Наконец машина замедлила ход. Кажется, мы приехали туда, куда ехали. Я не нашла никакого оружия, но это меня не остановит. Я жду, пригнувшись и приготовившись, пока Оливер откроет багажник.
Шины шуршат по гравию и останавливаются. Я слышу, как открывается дверь машины, и чувствую, как поднимается подвеска, когда Оливер убирает свою внушительную массу с переднего сиденья. Затем я слышу, как он идет к задней части машины.
Открывается багажник.
Несмотря на то, что солнце садится, свет все еще яркий по сравнению с темнотой багажника. Мои глаза ослеплены. Тем не менее, я бью обеими ногами, изо всех сил, прямо в пах Оливера.
Он отпрыгивает назад, мои ноги едва соприкасаются с его бедром. Эти чертовы рефлексы спортсмена.
— Ты такая предсказуемая, Аида, — вздыхает он. — Всегда борешься.
Он хватает меня за ногу и вытаскивает наполовину из багажника. Он останавливается, когда замечает отсутствие кеда на одной ноге.
— Что случилось с твоей обувью? — спрашивает он.
— Откуда мне знать? — говорю я. — Я была занята тем, что меня похитили и запихнули в багажник. Лучше бы ты не терял и мою сумочку.
— Я и не терял, — говорит Оливер.
Он отпускает мою ногу, и я встаю, оглядываясь по сторонам.
Мы припарковались перед маленьким голубым домиком на пляже. До воды всего сто ярдов, по гладкому песку кремового цвета. С обеих сторон дом окружен густыми зарослями деревьев, но с задней стороны открывается прекрасный вид на воду.
Я никогда не была здесь раньше. Тем не менее, я точно знаю, где мы находимся. Оливер постоянно говорил об этом. Это домик его семьи.
Он хотел привезти меня сюда. Мы были в другом домике, прямо на краю государственного парка Индиана Дюнз. Это была та ночь, о которой Оливер говорил на сборе средств, когда я надела белое бикини и мы занимались сексом на песке.
Видимо, он думает, что это была волшебная ночь. Для меня это было холодно и неудобно, и я получила тонну комариных укусов.
Теперь мы снова здесь, на этот раз в резиденции Касл. Оливер приезжал сюда в детстве. Он сказал, что это был единственный раз, когда он видел своих родителей больше десяти минут подряд. Это печально, но не настолько, чтобы я забыла о похищении.
— Что ты думаешь? — спросил Оливер, его выражение лица выражает надежду.
— Это, эм... именно так, как ты описывал, — говорю я.
— Я знаю! — радостно говорит Оливер, игнорируя отсутствие у меня энтузиазма.
— Не забудь мою сумочку, — говорю я ему.
Он снова открывает дверь со стороны водителя, чтобы достать мою сумочку с переднего сиденья.

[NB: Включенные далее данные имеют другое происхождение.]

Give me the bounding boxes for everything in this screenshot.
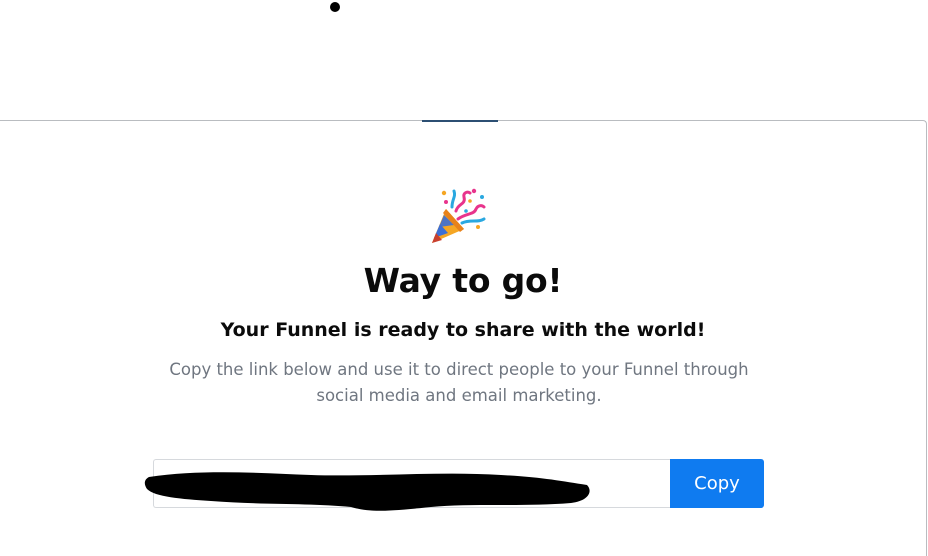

Как только он наклоняется, я вприпрыжку убегаю от него и бегу вниз к воде.
Было бы проще бежать к дороге, но тогда он нашел бы меня через две секунды. Я надеюсь, что мне удастся спрятаться где-нибудь среди деревьев или дюн.
Как только мои ноги ступают на песок, я понимаю, какой это был глупый план. Я вообще не умею бегать, тем более по мягкому, кашеобразному песку. Это похоже на кошмар, когда ты бежишь изо всех сил, но едва двигаешься.

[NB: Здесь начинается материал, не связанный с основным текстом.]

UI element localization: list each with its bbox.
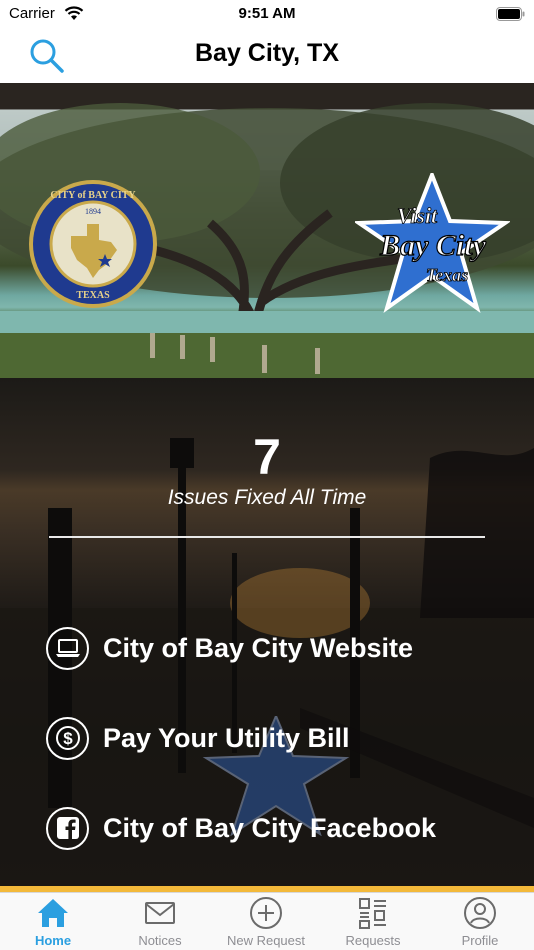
pay-utility-bill-link[interactable]: $ Pay Your Utility Bill — [46, 716, 350, 760]
facebook-icon — [46, 806, 89, 850]
city-seal-logo: CITY of BAY CITY 1894 TEXAS — [29, 180, 157, 308]
visit-logo-line3: Texas — [426, 265, 468, 285]
city-website-label: City of Bay City Website — [103, 632, 414, 663]
issues-fixed-count: 7 — [253, 429, 281, 485]
tab-home-label: Home — [34, 933, 72, 948]
laptop-icon — [46, 626, 89, 670]
tab-notices[interactable]: Notices — [107, 893, 213, 950]
visit-logo-line2: Bay City — [379, 229, 487, 262]
user-circle-icon — [464, 897, 496, 929]
battery-icon — [496, 7, 525, 21]
page-title: Bay City, TX — [194, 39, 340, 67]
tab-requests-label: Requests — [345, 933, 401, 948]
city-facebook-link[interactable]: City of Bay City Facebook — [46, 806, 436, 850]
clock: 9:51 AM — [238, 5, 296, 22]
tab-profile-label: Profile — [461, 933, 499, 948]
visit-logo-line1: Visit — [397, 203, 438, 228]
visit-bay-city-logo: Visit Bay City Texas — [355, 173, 510, 313]
plus-circle-icon — [250, 897, 282, 929]
tab-profile[interactable]: Profile — [427, 893, 533, 950]
status-bar: Carrier 9:51 AM — [0, 0, 534, 28]
tab-new-request-label: New Request — [226, 933, 306, 948]
city-facebook-label: City of Bay City Facebook — [103, 812, 437, 843]
seal-bottom-text: TEXAS — [76, 290, 110, 301]
tab-requests[interactable]: Requests — [320, 893, 426, 950]
seal-top-text: CITY of BAY CITY — [50, 190, 136, 201]
list-icon — [359, 898, 386, 929]
home-icon — [38, 899, 68, 927]
divider — [49, 536, 485, 538]
envelope-icon — [145, 902, 175, 924]
tab-bar: Home Notices New Request Requests Profil… — [0, 892, 534, 950]
navigation-bar: Bay City, TX — [0, 28, 534, 83]
svg-text:$: $ — [63, 729, 73, 748]
city-website-link[interactable]: City of Bay City Website — [46, 626, 413, 670]
seal-year-text: 1894 — [85, 207, 101, 216]
pay-utility-bill-label: Pay Your Utility Bill — [103, 722, 350, 753]
dollar-icon: $ — [46, 716, 89, 760]
tab-new-request[interactable]: New Request — [213, 893, 319, 950]
tab-home[interactable]: Home — [0, 893, 106, 950]
hero-banner: CITY of BAY CITY 1894 TEXAS Visit Bay Ci… — [0, 83, 534, 378]
sunset-background-section: 7 Issues Fixed All Time City of Bay City… — [0, 378, 534, 888]
tab-notices-label: Notices — [138, 933, 182, 948]
issues-fixed-label: Issues Fixed All Time — [167, 486, 367, 509]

Тем временем Оливер бегал сороковку за 4.55. Возможно, он набрал несколько килограммов со времен своей славы, но когда он опускает голову и размахивает руками, он все еще пробивается сквозь песок, как полузащитник.
Он хватает меня так сильно, что это выбивает из моих легких все до последней молекулы кислорода. Они настолько сжались, что я могу только издать ужасный рвотный звук, прежде чем, наконец, втянуть сладкий глоток воздуха.

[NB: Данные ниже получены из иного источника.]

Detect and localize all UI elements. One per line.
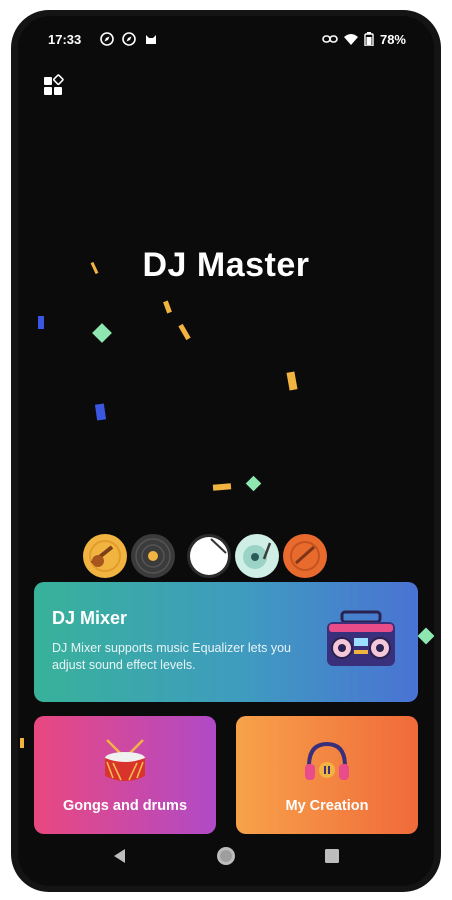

Моя голова раскалывается. Я вся в песке, он в моих волосах и во рту. И, что хуже всего, в моем гипсе, от которого я скоро сойду с ума.
Оливер уже снова на ногах, смотрит на меня безжалостными глазами.
— Я не знаю, почему ты так поступаешь с собой, Аида, — говорит он. — Ты такая саморазрушительная.
Я хочу сказать ему, что я ни хрена не саморазрушительная, но я едва дышу, не говоря уже о том, чтобы говорить.
Пока я задыхаюсь и глотаю воздух, Оливер роется в моей сумочке. Он находит мой телефон. Стоя на коленях на песке, он берет камень размером с кулак и разбивает экран. Его лицо красное от усилий, мышцы на руке и плече напряжены. Мой телефон практически взрывается под камнем, а Оливер продолжает бить по нему снова и снова.
Затем он поднимает осколки металла и стекла и бросает их в воду.
— Это действительно было необходимо? — спрашиваю я его, как только восстанавливаю дыхание.
— Я не хочу, чтобы кто-то выследил тебя — говорит он.